Noch am selben Tag hatte ich mit dem Verkäufer (aus Saarbrücken) mehrmals Kontakt und habe auch direkt das Geld überwiesen. Der Verkäufer sicherte mir zu, dass er am darauffolgenden Tag die Kamera verschicken würde. Dies geschah jedoch nicht und ich wurde über die folgenden Tage immer wieder mit Ausreden hingehalten. Am Freitag habe ich dem Verkäufer eine Frist gesetzt und wenn er dieser nicht nachkommt mit rechtlichen Konsequenzen gedroht. Seitdem ist der Kontakt abgebrochen. Er reagiert weder auf Anrufe noch auf Nachrichten.

Ich habe bereits gestern gegen den Verkäufer bei der Berliner Polizei Anzeige erstattet. Dort wurde mir mitgeteilt, dass der Verkäufer schon einmal in Berlin wegen Warenbetruges angezeigt wurde, daher vermute ich, dass dies in weiteren Bundesländern auch der Fall sein wird.

Weiterhin habe ich bei meiner Hausbank versucht, die Überweisung zurückzuziehen, dies jedoch leider ohne Erfolg. Die Bank des Verkäufers habe ich über den Vorfall informiert und habe auch die Anzeige und ein Schreiben in dem ich der Bank mitteile, dass ihr Kunde ein aktenkundiger Betrüger ist, verschickt. In dem Schreiben bitte ich um Rücküberweisung der 600€.
Von der Bank des Verkäufers habe ich bisher leider noch keine Rückmeldung erhalten.

Was wäre eure Empfehlung wie man nun noch weiter verfahren sollte?
Ich bin selbst noch Student und besonders deswegen sind die 600€ sehr schmerzhaft für mich.
Vielen Dank im Voraus für eure Bemühungen.


----------



## Reducal (19 Dezember 2017)

Du hast alles getan, was man tun konnte. Mehr geht jetzt erstmal nicht!

Glaube bloß nicht, dass du tatsächlich mit jemand aus Saarbrücken Kontakt hattest. Der Halunke verwendet vielleicht echte Daten eines unbeteiligten Dritten. Warte mal ab, was dir die Staatsanwaltschaft später über den Ausgang des Verfahrens mitteilt.

Hinweis: ...die Banken haben eine neue Einnahmequelle entdeckt - den kostenpflichtigen Überweisungsrückruf. Der schlägt meist etwa 8 bis 12 € zu buche, erfolgreich ist der aber in den meisten Fällen nicht. Sobald der Betrag dem Zielkonto gutgeschrieben wurde (innerhalb 1-2 Tage), hat die Absenderbank keine Möglichkeit mehr, die Buchung zu stoppen.

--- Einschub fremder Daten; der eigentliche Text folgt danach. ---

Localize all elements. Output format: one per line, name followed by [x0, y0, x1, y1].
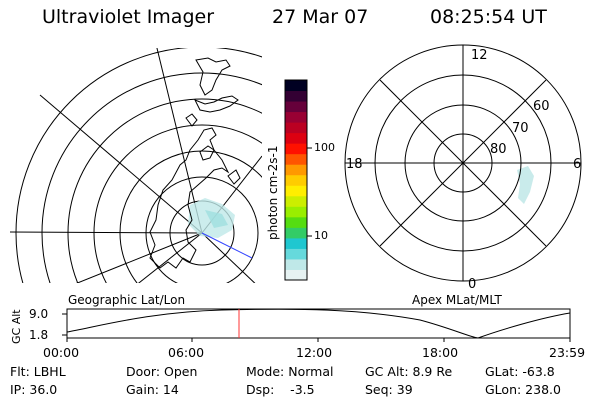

Manche Leute bekommen ihre Überweisung zurück. Das liegt dann aber nicht am Überweisungsrückruf, sondern an der Tatsache, dass das Zielkonto von der Empfängerbank gesperrt wurde.


----------



## iMax (19 Dezember 2017)

Reducal schrieb:


> Du hast alles getan, was man tun konnte. Mehr geht jetzt erstmal nicht!
> 
> Glaube bloß nicht, dass du tatsächlich mit jemand aus Saarbrücken Kontakt hattest. Der Halunke verwendet vielleicht echte Daten eines unbeteiligten Dritten. Warte mal ab, was dir die Staatsanwaltschaft später über den Ausgang des Verfahrens mitteilt.

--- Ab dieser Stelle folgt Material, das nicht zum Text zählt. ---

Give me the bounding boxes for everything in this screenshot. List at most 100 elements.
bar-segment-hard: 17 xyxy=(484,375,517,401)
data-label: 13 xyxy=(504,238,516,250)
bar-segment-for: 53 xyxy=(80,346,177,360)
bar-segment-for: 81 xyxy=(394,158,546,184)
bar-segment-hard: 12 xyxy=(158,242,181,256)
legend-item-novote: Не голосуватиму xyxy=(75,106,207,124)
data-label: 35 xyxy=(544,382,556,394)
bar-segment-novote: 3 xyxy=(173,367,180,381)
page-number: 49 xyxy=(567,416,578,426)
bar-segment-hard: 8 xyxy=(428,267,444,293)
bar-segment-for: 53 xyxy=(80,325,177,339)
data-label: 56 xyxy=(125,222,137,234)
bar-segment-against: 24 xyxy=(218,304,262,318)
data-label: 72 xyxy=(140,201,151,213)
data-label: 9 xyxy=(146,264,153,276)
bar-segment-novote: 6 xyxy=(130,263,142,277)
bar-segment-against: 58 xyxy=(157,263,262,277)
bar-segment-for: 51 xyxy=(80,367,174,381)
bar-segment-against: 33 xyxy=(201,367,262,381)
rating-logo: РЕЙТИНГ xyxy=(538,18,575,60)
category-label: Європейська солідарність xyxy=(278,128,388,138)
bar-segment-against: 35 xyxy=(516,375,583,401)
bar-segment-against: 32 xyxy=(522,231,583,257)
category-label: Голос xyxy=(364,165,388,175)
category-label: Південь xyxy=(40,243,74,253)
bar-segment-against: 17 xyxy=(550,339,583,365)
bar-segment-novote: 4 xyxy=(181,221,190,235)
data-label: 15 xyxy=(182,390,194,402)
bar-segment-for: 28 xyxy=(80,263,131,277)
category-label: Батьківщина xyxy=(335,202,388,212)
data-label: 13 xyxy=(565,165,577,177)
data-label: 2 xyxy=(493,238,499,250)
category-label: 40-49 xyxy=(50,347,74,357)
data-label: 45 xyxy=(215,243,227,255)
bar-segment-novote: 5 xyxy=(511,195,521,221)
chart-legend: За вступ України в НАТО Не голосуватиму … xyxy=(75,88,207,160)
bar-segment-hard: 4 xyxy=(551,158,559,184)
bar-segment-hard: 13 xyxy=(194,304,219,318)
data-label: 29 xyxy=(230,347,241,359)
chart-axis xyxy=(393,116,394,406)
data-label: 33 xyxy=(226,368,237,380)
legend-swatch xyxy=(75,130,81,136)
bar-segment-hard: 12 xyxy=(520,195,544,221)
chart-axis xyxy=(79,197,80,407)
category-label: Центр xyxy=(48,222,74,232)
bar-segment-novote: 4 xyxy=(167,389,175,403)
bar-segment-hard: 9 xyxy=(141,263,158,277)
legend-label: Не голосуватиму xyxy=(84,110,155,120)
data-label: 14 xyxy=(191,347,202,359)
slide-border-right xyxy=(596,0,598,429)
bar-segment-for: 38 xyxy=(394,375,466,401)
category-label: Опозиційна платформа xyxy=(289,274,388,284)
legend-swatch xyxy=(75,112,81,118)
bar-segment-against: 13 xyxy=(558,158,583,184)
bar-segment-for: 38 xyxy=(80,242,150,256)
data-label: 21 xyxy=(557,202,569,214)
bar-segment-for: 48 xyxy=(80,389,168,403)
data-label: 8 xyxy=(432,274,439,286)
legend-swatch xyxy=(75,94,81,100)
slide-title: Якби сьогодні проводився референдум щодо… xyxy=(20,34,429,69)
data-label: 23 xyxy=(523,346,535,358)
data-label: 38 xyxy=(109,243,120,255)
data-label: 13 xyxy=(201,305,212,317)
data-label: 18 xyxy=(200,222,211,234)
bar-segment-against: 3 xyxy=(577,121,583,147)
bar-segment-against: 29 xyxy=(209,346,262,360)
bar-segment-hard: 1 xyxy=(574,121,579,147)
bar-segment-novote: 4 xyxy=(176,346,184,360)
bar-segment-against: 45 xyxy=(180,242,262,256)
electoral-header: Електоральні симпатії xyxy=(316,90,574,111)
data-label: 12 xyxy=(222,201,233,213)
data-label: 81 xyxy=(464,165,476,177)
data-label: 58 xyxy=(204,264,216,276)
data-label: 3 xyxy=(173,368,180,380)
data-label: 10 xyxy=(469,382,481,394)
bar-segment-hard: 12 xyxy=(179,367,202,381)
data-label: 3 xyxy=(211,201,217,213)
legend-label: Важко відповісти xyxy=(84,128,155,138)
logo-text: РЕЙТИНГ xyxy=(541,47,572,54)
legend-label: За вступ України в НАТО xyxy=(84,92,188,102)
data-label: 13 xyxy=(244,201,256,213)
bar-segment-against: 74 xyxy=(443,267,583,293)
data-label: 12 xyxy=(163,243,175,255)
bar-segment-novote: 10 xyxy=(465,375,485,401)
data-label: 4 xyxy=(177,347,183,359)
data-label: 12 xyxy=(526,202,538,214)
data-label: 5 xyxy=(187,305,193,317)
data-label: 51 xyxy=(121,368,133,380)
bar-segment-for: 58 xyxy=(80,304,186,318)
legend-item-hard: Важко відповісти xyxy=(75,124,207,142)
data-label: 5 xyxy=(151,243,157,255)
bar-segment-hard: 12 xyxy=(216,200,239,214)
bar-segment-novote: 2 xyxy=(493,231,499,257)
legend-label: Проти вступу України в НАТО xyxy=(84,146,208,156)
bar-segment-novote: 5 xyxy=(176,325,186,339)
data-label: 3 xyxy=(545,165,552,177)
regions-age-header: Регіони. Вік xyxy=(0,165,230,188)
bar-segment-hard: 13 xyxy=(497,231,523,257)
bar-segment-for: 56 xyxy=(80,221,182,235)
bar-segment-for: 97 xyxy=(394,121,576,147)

Danke für deine Antwort. Ich habe immer noch die sehr große Hoffnung, dass es sich wirklich um diese Person handelt. Sie schein nicht die hellste Birne im Leuchter zu sein und hat mir Ihre Bankkarte aus mehreren Perspektiven geschickt. Das sie die Bankkarte und die Zugänge zum Banking hat bezweifle ich dann doch ein wenig... Jetzt heißt es scheinbar erstmal abwarten...


----------



## Hippo (20 Dezember 2017)

Du hast erstmal Dein Lehrgeld bezahlt.
Für diejenigen die jetzt noch über den Thread stolpern sei mir folgender Vergleich erlaubt.

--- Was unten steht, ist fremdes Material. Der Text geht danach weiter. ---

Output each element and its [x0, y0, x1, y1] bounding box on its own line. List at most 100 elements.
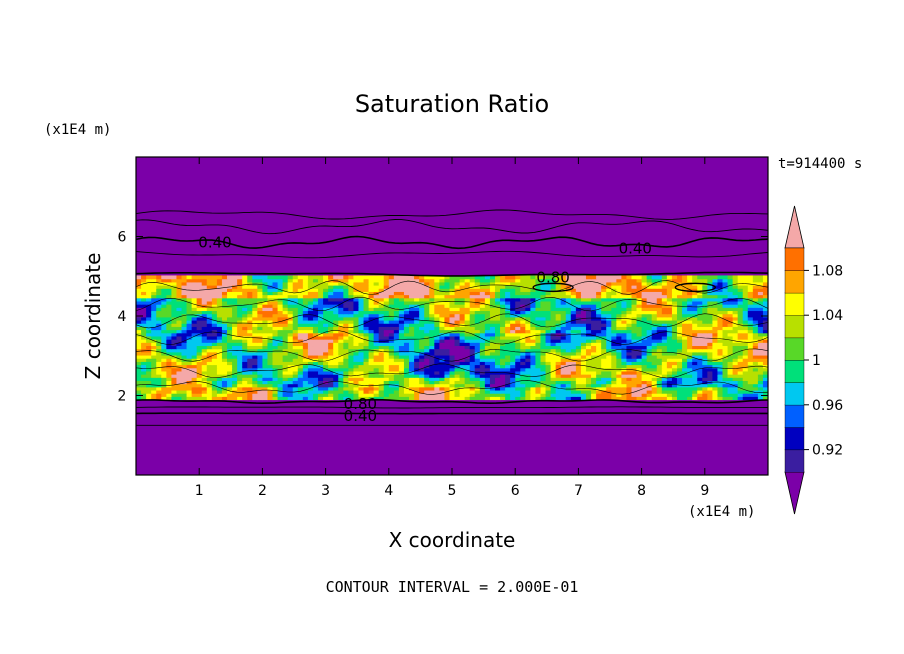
field-cell — [141, 377, 147, 381]
field-cell — [444, 342, 451, 347]
field-cell — [419, 281, 425, 286]
field-cell — [601, 348, 607, 353]
field-cell — [409, 386, 415, 391]
field-cell — [611, 281, 617, 286]
field-cell — [540, 332, 547, 337]
field-cell — [545, 380, 552, 385]
field-cell — [682, 278, 688, 283]
field-cell — [636, 319, 643, 324]
field-cell — [596, 361, 602, 366]
field-cell — [575, 304, 582, 308]
field-cell — [403, 367, 410, 372]
field-cell — [646, 329, 653, 334]
field-cell — [368, 377, 375, 381]
field-cell — [727, 316, 734, 321]
field-cell — [343, 345, 349, 350]
field-cell — [555, 389, 562, 394]
colorbar-tick-label: 0.96 — [812, 398, 843, 414]
field-cell — [722, 377, 729, 381]
field-cell — [656, 310, 663, 315]
field-cell — [606, 332, 612, 337]
field-cell — [211, 323, 218, 327]
field-cell — [398, 310, 405, 315]
field-cell — [343, 383, 349, 388]
field-cell — [565, 326, 572, 331]
field-cell — [166, 377, 172, 381]
field-cell — [252, 297, 258, 302]
field-cell — [454, 342, 461, 347]
field-cell — [323, 281, 329, 286]
field-cell — [216, 396, 223, 401]
field-cell — [762, 351, 768, 356]
x-unit-label: (x1E4 m) — [688, 504, 755, 520]
field-cell — [302, 393, 309, 397]
field-cell — [201, 319, 208, 324]
field-cell — [419, 316, 425, 321]
field-cell — [621, 345, 628, 350]
field-cell — [500, 393, 506, 397]
field-cell — [489, 329, 496, 334]
field-cell — [707, 383, 713, 388]
field-cell — [591, 288, 597, 292]
field-cell — [424, 339, 430, 343]
field-cell — [383, 335, 390, 340]
field-cell — [671, 275, 678, 280]
field-cell — [545, 294, 552, 299]
field-cell — [671, 319, 678, 324]
field-cell — [146, 275, 152, 280]
field-cell — [151, 278, 157, 283]
field-cell — [742, 323, 749, 327]
field-cell — [656, 294, 663, 299]
field-cell — [419, 307, 425, 312]
field-cell — [611, 364, 617, 369]
field-cell — [682, 313, 688, 318]
field-cell — [676, 310, 683, 315]
field-cell — [151, 364, 157, 369]
field-cell — [454, 351, 461, 356]
field-cell — [712, 361, 719, 366]
field-cell — [368, 326, 375, 331]
field-cell — [591, 304, 597, 308]
field-cell — [525, 351, 531, 356]
field-cell — [712, 288, 719, 292]
field-cell — [282, 281, 289, 286]
field-cell — [641, 374, 648, 378]
field-cell — [429, 288, 435, 292]
field-cell — [358, 307, 365, 312]
field-cell — [656, 307, 663, 312]
field-cell — [515, 297, 521, 302]
field-cell — [206, 364, 213, 369]
field-cell — [201, 354, 208, 359]
field-cell — [242, 348, 248, 353]
field-cell — [373, 377, 380, 381]
field-cell — [287, 288, 294, 292]
field-cell — [747, 335, 754, 340]
field-cell — [373, 284, 380, 289]
field-cell — [565, 278, 572, 283]
field-cell — [277, 377, 284, 381]
field-cell — [409, 326, 415, 331]
field-cell — [752, 307, 759, 312]
field-cell — [318, 377, 324, 381]
field-cell — [722, 310, 729, 315]
field-cell — [682, 351, 688, 356]
field-cell — [651, 339, 658, 343]
field-cell — [297, 351, 304, 356]
field-cell — [221, 332, 228, 337]
field-cell — [747, 275, 754, 280]
field-cell — [151, 332, 157, 337]
field-cell — [156, 275, 162, 280]
field-cell — [297, 304, 304, 308]
field-cell — [454, 300, 461, 305]
field-cell — [307, 291, 314, 296]
field-cell — [540, 380, 547, 385]
field-cell — [682, 316, 688, 321]
field-cell — [520, 294, 526, 299]
field-cell — [434, 329, 440, 334]
field-cell — [414, 370, 420, 375]
field-cell — [383, 310, 390, 315]
field-cell — [762, 275, 768, 280]
field-cell — [661, 332, 668, 337]
field-cell — [489, 284, 496, 289]
field-cell — [489, 364, 496, 369]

Stellt euch vor auf der Kölner Domplatte oder am Berliner Hauptbahnhof bietet euch einer diese Kamera an und fordert euch auf ihm 600 € in die Hand zu drücken.
Und er verspricht euch nächste Woche wiederzukommen und die Kamera zu bringen.
Würdet ihr das tun? Eben!
Warum dann im Internet?


----------